Elizabeth shook her head.
‘All right,’ said Reggie. ‘We did intend to, as it were, but I’d just decided that I didn’t want to, as it were, when all those people came round and we couldn’t, as it were. It’s been the only time, darling, and I love you.’
Elizabeth put her arm round him, and gave him her tacit, tactile forgiveness.
‘What was his name?’ said Reggie.
‘Who?’
‘The man you worked for on Saturdays, with whom nothing happened. The Luxembourg representative.’
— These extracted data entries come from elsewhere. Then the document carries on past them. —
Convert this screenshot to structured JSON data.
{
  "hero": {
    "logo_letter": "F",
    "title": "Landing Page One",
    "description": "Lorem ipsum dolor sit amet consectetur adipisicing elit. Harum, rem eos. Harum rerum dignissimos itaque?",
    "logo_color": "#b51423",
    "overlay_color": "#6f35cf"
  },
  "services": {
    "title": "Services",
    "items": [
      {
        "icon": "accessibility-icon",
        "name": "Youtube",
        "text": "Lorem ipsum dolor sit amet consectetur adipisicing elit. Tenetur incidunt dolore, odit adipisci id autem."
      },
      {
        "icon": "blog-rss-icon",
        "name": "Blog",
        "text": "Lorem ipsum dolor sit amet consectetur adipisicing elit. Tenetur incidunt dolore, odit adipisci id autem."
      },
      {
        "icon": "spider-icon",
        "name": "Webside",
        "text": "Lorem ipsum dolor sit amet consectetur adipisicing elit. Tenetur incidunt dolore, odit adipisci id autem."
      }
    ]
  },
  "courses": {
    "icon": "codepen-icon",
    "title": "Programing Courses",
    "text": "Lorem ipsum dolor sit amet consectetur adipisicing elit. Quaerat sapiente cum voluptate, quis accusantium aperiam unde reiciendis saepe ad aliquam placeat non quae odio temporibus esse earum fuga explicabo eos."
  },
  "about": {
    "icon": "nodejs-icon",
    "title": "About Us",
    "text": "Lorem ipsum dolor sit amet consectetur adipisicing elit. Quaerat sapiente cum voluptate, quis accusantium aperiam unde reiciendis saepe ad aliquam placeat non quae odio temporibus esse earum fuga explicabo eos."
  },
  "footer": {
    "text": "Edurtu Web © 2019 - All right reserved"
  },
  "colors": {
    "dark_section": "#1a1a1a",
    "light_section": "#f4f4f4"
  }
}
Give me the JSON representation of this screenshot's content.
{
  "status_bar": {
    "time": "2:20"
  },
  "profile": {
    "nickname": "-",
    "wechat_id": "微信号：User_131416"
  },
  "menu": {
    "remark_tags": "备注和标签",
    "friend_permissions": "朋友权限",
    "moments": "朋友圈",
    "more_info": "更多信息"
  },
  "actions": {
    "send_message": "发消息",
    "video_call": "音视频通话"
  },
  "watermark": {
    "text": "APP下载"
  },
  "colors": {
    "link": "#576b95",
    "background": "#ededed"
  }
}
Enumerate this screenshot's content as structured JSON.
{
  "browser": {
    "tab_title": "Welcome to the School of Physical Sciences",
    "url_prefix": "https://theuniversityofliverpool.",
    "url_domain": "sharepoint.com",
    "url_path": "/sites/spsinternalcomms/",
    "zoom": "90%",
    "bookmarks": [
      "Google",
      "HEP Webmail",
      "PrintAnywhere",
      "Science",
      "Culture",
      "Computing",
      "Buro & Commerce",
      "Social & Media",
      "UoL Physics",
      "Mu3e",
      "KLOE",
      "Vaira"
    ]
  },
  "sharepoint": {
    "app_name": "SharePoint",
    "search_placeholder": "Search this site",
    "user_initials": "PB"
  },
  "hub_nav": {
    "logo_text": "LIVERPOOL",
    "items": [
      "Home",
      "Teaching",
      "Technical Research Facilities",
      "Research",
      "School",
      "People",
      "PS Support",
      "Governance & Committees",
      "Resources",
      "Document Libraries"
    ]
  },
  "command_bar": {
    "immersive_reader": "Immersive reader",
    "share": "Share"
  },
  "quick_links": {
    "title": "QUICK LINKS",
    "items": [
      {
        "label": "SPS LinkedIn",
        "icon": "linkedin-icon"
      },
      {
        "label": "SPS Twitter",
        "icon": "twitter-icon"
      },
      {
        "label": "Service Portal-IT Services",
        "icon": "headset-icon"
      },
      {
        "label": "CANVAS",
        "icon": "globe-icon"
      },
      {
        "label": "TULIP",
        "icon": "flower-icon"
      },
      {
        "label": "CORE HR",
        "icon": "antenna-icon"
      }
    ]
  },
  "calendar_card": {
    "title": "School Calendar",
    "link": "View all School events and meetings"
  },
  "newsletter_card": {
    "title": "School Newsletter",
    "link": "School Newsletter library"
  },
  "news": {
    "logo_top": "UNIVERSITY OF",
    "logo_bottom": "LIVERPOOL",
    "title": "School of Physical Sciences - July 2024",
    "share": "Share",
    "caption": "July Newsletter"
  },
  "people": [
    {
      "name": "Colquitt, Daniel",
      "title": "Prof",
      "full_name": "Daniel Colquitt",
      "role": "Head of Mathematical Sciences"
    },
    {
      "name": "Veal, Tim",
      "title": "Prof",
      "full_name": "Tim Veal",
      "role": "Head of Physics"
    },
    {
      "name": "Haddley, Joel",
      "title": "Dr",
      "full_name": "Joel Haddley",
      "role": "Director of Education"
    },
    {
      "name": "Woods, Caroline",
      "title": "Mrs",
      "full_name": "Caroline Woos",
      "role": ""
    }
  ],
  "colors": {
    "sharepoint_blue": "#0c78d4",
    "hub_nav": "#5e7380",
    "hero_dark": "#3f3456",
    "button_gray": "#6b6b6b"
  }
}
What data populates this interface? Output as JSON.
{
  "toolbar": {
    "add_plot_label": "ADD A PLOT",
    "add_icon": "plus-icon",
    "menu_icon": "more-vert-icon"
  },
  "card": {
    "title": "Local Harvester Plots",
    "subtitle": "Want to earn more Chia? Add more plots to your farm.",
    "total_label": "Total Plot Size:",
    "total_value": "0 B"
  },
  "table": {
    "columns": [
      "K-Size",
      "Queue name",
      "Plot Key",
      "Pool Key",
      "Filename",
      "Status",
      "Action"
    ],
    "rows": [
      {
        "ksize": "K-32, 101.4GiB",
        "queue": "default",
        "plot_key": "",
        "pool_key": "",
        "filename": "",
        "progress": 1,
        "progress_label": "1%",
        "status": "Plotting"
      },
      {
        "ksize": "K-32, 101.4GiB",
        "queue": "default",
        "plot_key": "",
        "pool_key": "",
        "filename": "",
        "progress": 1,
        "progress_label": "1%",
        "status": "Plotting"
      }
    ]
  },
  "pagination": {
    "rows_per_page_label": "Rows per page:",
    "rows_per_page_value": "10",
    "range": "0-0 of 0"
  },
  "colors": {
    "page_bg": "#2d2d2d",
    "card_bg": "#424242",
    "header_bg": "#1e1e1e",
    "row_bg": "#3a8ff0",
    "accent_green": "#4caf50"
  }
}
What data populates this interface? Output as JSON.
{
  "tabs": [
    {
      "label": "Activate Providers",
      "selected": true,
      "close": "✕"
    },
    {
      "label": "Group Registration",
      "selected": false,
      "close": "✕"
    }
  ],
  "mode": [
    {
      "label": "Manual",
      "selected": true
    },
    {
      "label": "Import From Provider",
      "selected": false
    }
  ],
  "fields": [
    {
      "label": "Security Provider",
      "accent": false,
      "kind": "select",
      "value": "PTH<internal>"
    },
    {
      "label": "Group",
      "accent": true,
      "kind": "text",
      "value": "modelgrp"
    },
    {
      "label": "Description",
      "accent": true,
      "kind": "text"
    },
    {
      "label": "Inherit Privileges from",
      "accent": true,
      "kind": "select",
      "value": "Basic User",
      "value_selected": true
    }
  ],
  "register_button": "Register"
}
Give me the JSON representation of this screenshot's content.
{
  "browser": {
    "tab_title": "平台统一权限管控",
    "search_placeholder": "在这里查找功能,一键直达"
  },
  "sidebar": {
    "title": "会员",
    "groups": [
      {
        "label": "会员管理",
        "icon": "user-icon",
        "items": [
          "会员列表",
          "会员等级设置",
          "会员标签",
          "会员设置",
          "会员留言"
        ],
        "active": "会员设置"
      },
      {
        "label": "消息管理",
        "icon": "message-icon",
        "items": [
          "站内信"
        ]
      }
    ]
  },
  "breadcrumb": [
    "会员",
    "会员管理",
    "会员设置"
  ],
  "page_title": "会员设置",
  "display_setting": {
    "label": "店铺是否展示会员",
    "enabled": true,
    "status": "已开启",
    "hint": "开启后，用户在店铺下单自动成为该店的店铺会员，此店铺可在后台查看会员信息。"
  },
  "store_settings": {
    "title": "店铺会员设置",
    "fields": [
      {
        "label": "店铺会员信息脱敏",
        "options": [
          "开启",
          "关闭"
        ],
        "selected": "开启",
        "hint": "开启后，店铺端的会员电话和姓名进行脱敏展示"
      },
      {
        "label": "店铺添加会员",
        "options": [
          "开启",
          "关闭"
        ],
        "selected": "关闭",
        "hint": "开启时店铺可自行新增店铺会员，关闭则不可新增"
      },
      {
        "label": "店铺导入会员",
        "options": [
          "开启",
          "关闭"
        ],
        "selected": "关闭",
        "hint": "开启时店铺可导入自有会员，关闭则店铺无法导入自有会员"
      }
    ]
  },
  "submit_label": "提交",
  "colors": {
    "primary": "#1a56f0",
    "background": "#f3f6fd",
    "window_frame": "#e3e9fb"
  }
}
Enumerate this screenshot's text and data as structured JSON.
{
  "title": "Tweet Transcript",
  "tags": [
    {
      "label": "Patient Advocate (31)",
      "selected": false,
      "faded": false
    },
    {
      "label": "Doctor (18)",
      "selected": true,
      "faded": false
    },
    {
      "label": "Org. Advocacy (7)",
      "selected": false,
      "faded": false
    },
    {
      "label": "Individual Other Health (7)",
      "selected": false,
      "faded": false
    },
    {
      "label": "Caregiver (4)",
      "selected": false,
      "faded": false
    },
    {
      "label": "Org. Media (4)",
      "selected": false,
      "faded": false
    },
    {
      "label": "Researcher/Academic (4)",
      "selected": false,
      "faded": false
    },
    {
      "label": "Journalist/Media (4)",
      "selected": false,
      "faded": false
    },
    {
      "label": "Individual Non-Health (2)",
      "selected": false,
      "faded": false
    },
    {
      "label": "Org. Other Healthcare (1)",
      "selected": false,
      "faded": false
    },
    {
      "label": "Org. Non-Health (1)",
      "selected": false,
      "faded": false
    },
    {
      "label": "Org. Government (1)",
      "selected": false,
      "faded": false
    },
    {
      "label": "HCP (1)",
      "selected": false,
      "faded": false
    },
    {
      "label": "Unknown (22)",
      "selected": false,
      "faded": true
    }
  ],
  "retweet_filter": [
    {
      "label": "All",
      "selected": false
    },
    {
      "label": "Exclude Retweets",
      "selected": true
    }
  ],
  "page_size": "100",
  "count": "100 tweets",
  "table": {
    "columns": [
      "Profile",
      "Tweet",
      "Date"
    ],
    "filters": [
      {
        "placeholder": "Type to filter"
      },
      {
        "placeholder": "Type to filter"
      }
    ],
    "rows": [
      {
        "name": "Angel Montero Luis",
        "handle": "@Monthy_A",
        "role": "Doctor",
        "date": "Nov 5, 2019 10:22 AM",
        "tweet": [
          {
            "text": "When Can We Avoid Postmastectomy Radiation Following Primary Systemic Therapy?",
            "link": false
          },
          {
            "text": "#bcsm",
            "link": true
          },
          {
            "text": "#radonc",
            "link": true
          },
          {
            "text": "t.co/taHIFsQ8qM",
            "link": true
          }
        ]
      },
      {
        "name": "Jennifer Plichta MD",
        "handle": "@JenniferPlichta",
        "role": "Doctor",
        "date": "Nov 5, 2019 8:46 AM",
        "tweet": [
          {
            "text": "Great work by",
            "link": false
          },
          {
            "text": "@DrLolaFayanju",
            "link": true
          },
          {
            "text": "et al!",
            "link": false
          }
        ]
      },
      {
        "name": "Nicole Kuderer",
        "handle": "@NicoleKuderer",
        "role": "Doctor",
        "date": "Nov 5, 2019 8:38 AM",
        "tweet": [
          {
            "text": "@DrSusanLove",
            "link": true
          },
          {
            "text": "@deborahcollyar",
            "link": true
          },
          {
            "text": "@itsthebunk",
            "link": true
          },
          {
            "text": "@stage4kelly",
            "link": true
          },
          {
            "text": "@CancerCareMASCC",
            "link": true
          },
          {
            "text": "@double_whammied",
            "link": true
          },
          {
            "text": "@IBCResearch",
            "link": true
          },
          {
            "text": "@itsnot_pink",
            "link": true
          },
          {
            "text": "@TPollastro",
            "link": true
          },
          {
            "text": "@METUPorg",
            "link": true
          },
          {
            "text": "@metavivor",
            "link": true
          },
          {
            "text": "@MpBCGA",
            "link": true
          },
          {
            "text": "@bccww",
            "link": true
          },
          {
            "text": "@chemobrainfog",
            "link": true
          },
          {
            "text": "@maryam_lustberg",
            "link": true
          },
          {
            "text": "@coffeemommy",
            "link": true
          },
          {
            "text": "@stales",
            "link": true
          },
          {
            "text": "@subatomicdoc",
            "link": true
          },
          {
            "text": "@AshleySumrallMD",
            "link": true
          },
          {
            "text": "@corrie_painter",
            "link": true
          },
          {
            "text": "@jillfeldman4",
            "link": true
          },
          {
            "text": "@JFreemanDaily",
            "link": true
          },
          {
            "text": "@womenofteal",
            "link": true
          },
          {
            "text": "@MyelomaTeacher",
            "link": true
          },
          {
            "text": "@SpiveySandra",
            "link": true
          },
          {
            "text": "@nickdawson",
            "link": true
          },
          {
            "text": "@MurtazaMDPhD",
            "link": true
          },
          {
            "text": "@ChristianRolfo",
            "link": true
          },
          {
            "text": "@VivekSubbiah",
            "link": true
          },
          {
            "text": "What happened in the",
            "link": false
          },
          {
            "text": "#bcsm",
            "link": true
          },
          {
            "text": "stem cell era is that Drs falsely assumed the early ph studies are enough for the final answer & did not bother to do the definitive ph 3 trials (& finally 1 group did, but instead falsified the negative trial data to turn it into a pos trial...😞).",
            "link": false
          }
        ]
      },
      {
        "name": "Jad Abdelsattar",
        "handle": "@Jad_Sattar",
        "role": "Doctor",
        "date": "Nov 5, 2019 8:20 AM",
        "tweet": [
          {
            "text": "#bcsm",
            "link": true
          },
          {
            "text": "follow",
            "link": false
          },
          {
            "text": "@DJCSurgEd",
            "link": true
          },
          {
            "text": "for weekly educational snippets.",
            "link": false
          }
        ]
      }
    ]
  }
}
‘Oh. Him. Er … Michel Dubois.’
‘Michael of the Woods. How romantic’
‘Yes.’
‘Did he fancy you?’
‘I rather think he did,’ said Elizabeth, and to her chagrin she blushed.
Reggie kissed her.
‘We’re together,’ he said.
‘Yes.’
‘Things can’t get any worse.’
‘No.’
‘If we hadn’t both been sacked, and we hadn’t both suspected the other of an affair, and I hadn’t got the remains of two black eyes, and we weren’t getting bricks thrown through our windows because I’m being mistaken for the flasher, I’d be happy,’ he said.
Elizabeth kissed him.
‘I have an amazing feeling that everything is going to go well from now on,’ he said.
A brick sailed through the window and struck him a glancing blow on the forehead.